Not just everyday Saturday Evening Post cutouts badly framed, but actual art
from Europe and back East. He served grandpa imported cheeses and home-baked
bread and venison sausage and he talked of his love for the poetry of Robert
Service while a phonograph played opera, La Boheme he remembered it as. That
sort of thing was kind of unheard of back then. Some guy living in the woods
who was educated and cultured, and who turned his back on the world. Apparently
he was also some sort of armature magician too, for while several bottles of
wine disappeared legitimately, Earl also made several vanish into thin air and then
made them appear again. Who knows why he turned his back on society, or what
made him pull up roots and move to a hill in Crawford County, my Grandpa never
did find that out.”
“What made your Grandpa think it was him?” I asked.
“It was those little mayfly things that gave him away. See,
Earl had a sort of thing… a mobile I think you call it, full of dozens of those
birch bark, feather and grass legged mayflies hanging from the ceiling over his
table. Every time the breeze blew in, they danced up and down and twirled. Earl
said he liked to watch them late in an evening. Said they reminded him of
spring on his little stretch of river.”
“Did your Grandpa ever report him, or tell anyone?” I asked.
“Nah…” Heck smiled… “Nobody would believe him anyway, but he
only told dad and me, and that was after a few pulls of local whiskey. See,
Earl did some good for the valley. Those pines are still there because he took
a stand. He single-handedly defeated a logging company, and did it all
non-violent. Other than the damage to equipment and the bite the cook got from
the raccoon, nobody ever did get hurt. He haunted that valley and those hills
himself. He was a one-man conservation group. How the heck he did it nobody
will ever know, but Grandpa always referred to him as ‘special’. That magic he
knew must have been special too, but anyone who read as much as he did, and
knew about math and architecture, plants, and built all his own tools and
fly-rods, and the cabin too probably knew a thing or two most men don’t know,
and never will. Most folks can’t think beyond their own nose, much less imagine
things and ways that may exist beyond our little mundane world.”
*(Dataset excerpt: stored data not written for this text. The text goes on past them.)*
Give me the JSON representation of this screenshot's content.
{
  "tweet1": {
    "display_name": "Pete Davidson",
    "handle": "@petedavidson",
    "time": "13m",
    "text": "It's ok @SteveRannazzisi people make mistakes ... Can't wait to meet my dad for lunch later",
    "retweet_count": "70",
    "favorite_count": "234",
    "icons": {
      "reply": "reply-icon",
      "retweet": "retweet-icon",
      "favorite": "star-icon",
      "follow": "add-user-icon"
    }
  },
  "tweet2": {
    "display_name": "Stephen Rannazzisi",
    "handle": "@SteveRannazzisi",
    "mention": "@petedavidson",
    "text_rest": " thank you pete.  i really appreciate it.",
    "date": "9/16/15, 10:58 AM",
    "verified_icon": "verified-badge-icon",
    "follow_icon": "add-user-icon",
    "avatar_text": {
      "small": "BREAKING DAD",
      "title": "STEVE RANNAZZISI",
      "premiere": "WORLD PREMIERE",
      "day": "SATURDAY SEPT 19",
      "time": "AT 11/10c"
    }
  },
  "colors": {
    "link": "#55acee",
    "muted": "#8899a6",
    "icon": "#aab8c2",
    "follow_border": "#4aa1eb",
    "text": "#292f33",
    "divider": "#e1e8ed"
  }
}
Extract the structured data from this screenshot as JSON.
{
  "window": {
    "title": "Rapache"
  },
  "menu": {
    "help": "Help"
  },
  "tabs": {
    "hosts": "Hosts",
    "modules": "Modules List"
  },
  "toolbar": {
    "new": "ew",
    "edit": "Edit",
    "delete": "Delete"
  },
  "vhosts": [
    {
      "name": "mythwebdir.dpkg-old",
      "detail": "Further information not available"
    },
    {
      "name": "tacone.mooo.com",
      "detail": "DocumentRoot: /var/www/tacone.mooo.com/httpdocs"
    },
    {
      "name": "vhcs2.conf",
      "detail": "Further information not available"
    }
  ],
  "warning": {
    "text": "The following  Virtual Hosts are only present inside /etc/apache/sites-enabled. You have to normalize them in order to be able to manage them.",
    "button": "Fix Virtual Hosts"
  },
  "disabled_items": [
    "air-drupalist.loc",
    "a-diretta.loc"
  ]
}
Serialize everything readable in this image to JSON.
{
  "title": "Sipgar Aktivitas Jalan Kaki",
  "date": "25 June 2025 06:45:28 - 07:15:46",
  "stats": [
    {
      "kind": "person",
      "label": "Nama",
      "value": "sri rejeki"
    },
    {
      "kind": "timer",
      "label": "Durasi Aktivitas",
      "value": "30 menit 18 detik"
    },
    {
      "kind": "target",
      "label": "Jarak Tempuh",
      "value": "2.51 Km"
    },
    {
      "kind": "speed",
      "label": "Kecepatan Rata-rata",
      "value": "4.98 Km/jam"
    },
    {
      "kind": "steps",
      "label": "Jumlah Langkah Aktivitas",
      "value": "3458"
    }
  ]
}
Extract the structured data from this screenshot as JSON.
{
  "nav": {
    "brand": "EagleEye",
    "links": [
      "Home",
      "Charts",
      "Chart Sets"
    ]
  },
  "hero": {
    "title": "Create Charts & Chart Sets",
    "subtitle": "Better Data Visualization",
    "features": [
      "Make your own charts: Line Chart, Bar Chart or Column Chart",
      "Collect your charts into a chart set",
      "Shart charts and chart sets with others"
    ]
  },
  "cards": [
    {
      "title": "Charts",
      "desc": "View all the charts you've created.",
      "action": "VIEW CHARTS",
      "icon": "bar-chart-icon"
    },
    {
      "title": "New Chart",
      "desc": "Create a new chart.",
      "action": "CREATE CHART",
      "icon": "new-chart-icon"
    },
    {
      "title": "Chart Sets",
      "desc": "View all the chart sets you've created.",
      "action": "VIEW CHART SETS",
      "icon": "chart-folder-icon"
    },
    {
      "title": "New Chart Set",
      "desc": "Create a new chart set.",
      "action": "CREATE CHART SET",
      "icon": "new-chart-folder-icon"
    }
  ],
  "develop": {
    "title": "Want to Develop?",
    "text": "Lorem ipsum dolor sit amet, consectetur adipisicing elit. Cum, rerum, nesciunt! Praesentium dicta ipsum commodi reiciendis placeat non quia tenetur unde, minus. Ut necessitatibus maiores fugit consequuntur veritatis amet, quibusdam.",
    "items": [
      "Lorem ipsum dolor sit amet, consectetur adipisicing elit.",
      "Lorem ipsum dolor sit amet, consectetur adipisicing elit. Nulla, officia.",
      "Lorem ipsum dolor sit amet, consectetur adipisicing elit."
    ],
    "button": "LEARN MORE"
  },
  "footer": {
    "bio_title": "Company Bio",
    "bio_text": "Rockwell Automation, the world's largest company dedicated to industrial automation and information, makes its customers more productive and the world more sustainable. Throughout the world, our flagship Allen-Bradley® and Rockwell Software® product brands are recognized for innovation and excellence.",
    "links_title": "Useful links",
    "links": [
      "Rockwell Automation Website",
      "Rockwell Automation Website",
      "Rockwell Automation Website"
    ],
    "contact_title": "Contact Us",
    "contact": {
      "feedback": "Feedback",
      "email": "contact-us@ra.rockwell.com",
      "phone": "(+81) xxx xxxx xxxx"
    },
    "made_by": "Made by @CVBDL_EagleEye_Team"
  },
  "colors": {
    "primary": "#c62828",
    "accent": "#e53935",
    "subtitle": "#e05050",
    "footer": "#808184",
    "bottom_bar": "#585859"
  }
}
“That is one amazing story… too bad there is no real
evidence that it was true.”
Heck smiled and turned to me. “Come on, I will show you
something. Just a short hike up the hill.”
We slowly ascended the steep incline in the shade of the
pines, passing the springs and seeps that formed the creek, and found ourselves
in a sort of clearing near the top of the ridge. At the center amongst the
raspberry bushes and cow parsnip were the foundation remains of a wood cabin.
Hanging from a small apple tree next to the ruins were a dozen or so of those
little hand made mayflies, looking fresh and newly created, and blowing in the
breeze like they were dancing.
“Earl must have left several years after that stand he took.
Nobody ever saw him again anyway, Grandpa included. He may have left those 85
or so years ago, but part of him, that special part must never have left. Something
of him is still here, looking over his pines and the creek, a sort of
river-keeper spirit… and watching his little mayflies… dancing into eternity.”